The Buddhist influence in the scripture is reflected by statements of karmic forces of one's actions, where one plants and sow the seeds of either one's happiness or destruction. In its ending verses, the scripture states that good and evil are two roads that separate one's future happiness or misery, and it is up to the reader to follow the wishes of Lord Guan or his/her own desires. As Buddhism is also another prevalent belief in Chinese culture, the Scripture to Awaken the World is written with the core Buddhist belief of karma to advise people to behave themselves.

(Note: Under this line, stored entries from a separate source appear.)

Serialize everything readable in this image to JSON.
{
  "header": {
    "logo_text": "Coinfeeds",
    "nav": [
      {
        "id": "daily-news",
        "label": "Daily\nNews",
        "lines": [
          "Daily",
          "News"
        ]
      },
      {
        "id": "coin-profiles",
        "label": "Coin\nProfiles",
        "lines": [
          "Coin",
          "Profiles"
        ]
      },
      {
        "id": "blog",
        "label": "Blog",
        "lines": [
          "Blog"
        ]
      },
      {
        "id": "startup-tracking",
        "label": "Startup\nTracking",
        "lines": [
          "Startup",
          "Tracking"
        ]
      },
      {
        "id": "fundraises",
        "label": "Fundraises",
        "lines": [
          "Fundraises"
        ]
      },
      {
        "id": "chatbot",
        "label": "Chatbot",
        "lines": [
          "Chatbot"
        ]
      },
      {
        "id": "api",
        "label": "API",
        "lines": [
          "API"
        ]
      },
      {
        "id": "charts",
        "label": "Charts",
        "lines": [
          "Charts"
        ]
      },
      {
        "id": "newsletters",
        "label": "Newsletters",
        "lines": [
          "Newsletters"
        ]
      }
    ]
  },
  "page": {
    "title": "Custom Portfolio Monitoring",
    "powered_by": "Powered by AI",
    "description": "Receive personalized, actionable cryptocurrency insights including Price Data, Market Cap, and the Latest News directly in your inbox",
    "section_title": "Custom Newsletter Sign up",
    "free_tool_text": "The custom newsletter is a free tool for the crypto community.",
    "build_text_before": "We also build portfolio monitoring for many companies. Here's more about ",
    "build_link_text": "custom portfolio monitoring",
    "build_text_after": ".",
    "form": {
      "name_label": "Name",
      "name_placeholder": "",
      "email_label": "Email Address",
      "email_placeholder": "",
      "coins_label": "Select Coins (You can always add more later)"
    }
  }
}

In comparison with other holy books, violence plays a more important and personal theme here. In his scripture, Lord Guan explicitly says that he will act as an enforcer, and will behead anyone who ridicule his teachings. His role as an enforcer befits his character and also shows that violence in the overall religious setting of imperial China was more normal than it is often thought.

==Translations==
There is no formal translation of the scripture in English. However, the shorter and direct version can be found in "A Dictionary of the Chinese Language" compiled by the Anglo-Scottish missionary Robert Morrison.

==Propagation==
The propagation of True Scripture to Awaken the World is not only in books, but in many media, such as illustrations, songs, oral storytelling, stage plays, and carvings on rock plaque and on temple wooden pillars. In China, oral storytelling is a popular entertainment for normal citizens. It is also used to spread good teachings. The folklorist Hiroji Naoe commented that during the 1940s, he recognized the influence of oral storytelling in spreading Lord Guan's teachings in Shanxi province. He met two female oral storytellers in Taiyuan, and found that their story programs include many of Lord Guan's stories and teachings. He discovered that one of the main reasons that Lord Guan's teachings could reach deep into the minds of the illiterate lay person in remote areas was the contribution of oral storytelling.

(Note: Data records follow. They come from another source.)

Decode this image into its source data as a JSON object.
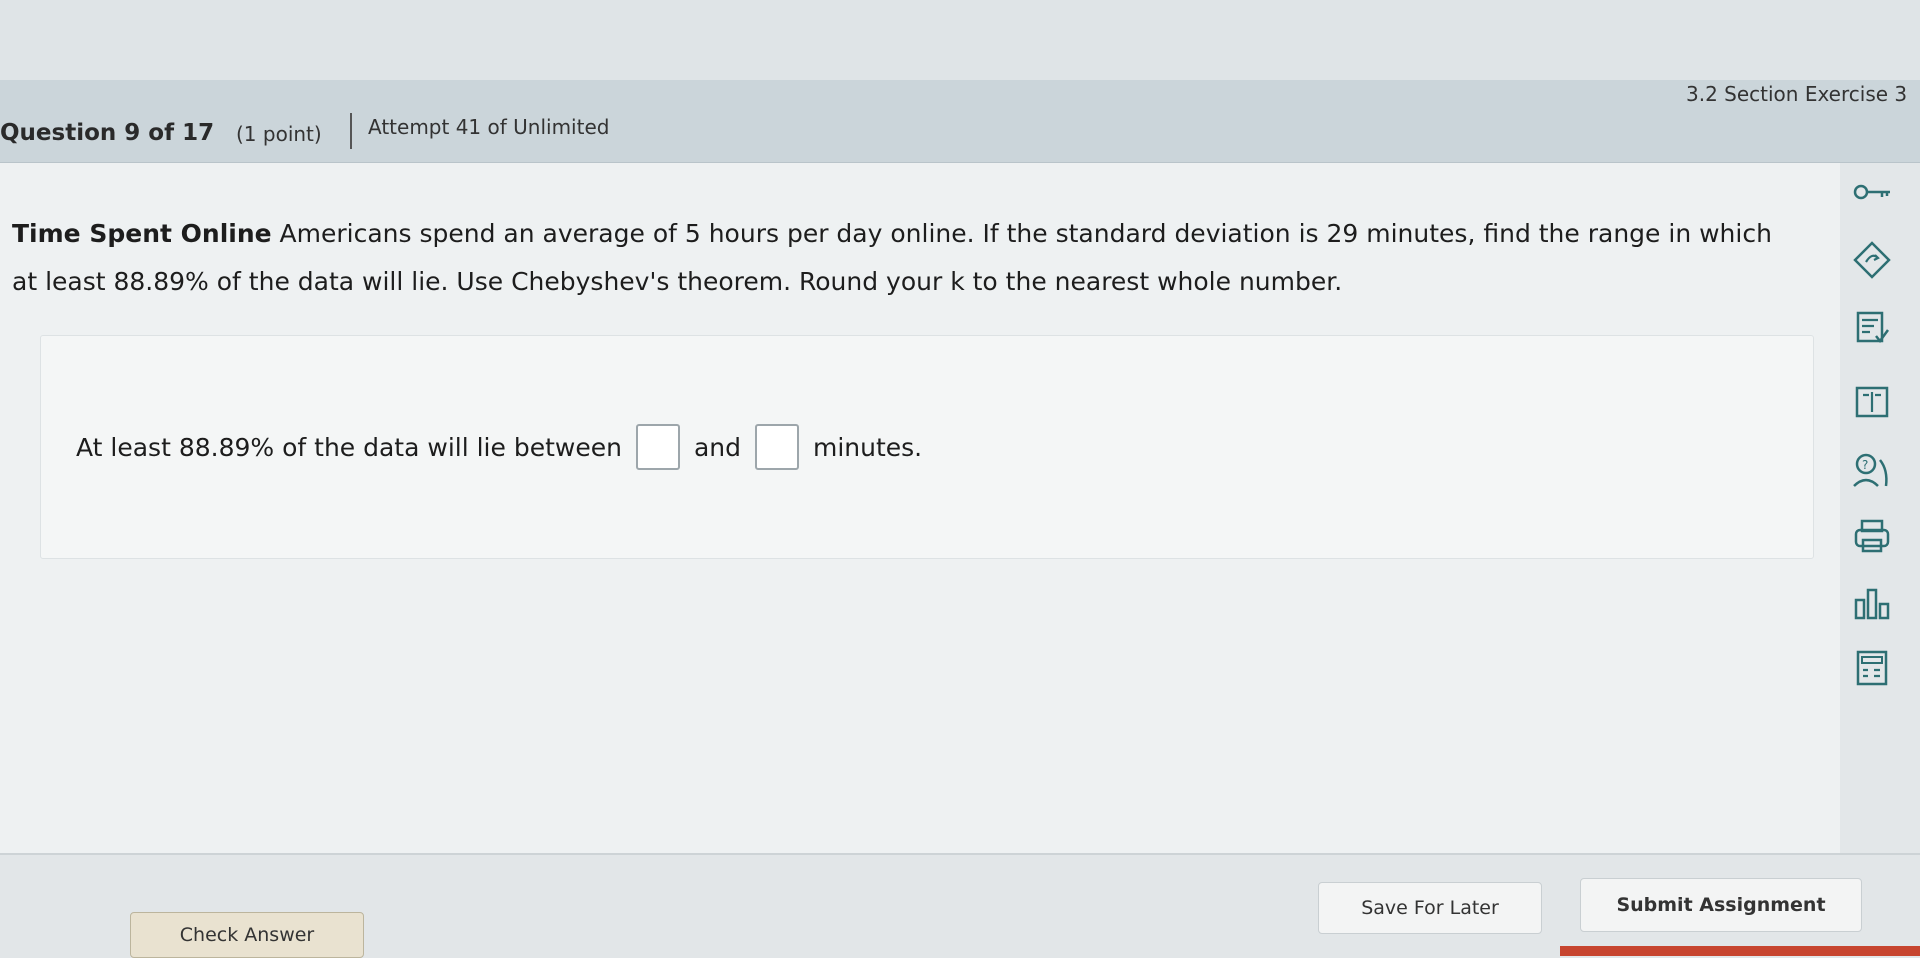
{
  "header": {
    "question_number": "Question 9 of 17",
    "points": "(1 point)",
    "attempt": "Attempt 41 of Unlimited",
    "section": "3.2 Section Exercise 3"
  },
  "question": {
    "title": "Time Spent Online",
    "text": " Americans spend an average of 5 hours per day online. If the standard deviation is 29 minutes, find the range in which at least 88.89% of the data will lie. Use Chebyshev's theorem. Round your k to the nearest whole number."
  },
  "answer": {
    "prefix": "At least 88.89% of the data will lie between",
    "middle": "and",
    "suffix": "minutes."
  },
  "sidebar": {
    "icons": [
      "key-icon",
      "navigate-icon",
      "checklist-icon",
      "textbook-icon",
      "help-tutor-icon",
      "print-icon",
      "statistics-icon",
      "calculator-icon"
    ]
  },
  "footer": {
    "check_answer": "Check Answer",
    "save_for_later": "Save For Later",
    "submit_assignment": "Submit Assignment"
  },
  "colors": {
    "accent": "#2d6f73",
    "header_bg": "#cbd5da"
  }
}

Oral reading of scripture is part of ritual worship of the deity. According to records, during the 17th century, Chinese immigrants in Nagasaki, Japan saw Lord Guan as their protector deity, and their worshiping ritual was grand and formal: besides setting up food offerings, dragon dancing, etc., they also invited Buddhist or Taoist clerics to recite the True Scripture to Awaken the World.

The Pure Land Buddhism monk, Yinguang also recommended the reading and circulation of True Scripture to Awaken the World, Lao‑Tzu's Treatise On the Response of the Tao and Lord Superior Wen Chang Tract of the Quiet Way in his replies to his believers on how to raise a child. In his letters, he states the importance of a child, when able, to read and memorize these 3 books and follow their teachings diligently.